Last night, I had the chance to attend an interesting panel discussion featuring Richard Steffens (Acting Deputy Assistant Secretary for Western Hemisphere, U.S. Department of Commerce) and Jacobeth Hernandez (Consul for Economic Affairs at the Consulate General of Mexico in New York). The topic was the USMCA, which is the United States-Mexico-Canada Agreement that is designed to replace NAFTA. Ok, enough with the acronyms.
If you are wondering where things stand with the USMCA and ratification, you can read about it here. In short, in the United States, Congress is attempting to reach a deal particularly on the provisions that have to do with labor and the environment. There are some helpful “fact sheets” available on the website of the United States Office of the Trade Representative for how the USMCA will impact manufacturers.
Based on last night’s panel discussion, here are my takeaways from the current draft of the USMCA:
- One of the main issues that Mr.

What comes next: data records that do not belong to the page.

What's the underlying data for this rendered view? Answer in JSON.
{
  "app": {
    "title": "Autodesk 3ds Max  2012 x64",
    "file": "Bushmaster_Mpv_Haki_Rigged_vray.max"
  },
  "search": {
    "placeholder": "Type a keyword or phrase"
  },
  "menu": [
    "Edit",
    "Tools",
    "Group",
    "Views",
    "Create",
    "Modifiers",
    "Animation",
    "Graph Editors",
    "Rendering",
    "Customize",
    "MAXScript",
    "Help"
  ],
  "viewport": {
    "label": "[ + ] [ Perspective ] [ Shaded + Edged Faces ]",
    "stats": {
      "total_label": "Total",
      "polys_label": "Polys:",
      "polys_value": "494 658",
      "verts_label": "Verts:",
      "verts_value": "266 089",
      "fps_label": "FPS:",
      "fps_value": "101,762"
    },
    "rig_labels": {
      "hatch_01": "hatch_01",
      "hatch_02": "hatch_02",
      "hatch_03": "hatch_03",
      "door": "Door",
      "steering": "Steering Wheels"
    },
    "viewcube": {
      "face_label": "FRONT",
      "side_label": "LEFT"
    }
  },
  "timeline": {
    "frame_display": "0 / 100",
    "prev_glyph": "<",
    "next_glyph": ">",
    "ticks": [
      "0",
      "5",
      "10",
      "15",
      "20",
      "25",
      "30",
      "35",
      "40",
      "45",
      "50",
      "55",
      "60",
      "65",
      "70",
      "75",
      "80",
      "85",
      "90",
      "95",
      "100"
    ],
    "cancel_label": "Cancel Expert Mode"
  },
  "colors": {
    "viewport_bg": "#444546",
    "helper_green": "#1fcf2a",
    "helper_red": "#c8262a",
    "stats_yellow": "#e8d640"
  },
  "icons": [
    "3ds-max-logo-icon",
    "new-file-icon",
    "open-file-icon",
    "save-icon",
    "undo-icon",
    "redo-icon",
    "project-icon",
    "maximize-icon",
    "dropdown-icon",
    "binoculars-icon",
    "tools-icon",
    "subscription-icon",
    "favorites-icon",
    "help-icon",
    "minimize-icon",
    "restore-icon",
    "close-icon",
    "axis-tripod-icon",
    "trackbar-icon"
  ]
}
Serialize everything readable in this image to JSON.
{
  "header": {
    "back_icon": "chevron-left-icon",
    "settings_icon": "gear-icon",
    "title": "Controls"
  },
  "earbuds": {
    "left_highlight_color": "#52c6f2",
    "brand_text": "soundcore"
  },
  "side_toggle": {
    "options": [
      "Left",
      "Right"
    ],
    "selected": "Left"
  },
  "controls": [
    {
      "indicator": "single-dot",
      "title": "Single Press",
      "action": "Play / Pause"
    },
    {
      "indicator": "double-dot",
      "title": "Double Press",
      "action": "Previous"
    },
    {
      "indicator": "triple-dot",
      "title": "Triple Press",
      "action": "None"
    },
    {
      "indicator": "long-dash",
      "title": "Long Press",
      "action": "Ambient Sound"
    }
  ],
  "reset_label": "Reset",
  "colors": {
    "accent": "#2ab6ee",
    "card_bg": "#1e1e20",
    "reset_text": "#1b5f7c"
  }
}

Steffens discussed is “fixing the borders” for trade. This has nothing to do with immigration. Rather, it has to do with simplifying the paperwork that needs be completed in order to export to Canada and Mexico given the various regulatory differences. All the countries appear to be committed to trying to take on this very real, albeit practical, issue.
- The USMCA includes several provisions that are intended to protect intellectual property. Mr. Steffens noted that this was a central issue for small and medium sized businesses.
- As noted above, labor and environmental compliance issues remain paramount in the USMCA. With that said, Mr. Steffens noted that the three countries agreed on a significant number of items in the agreement.
We will continue to follow the progress of the USMCA.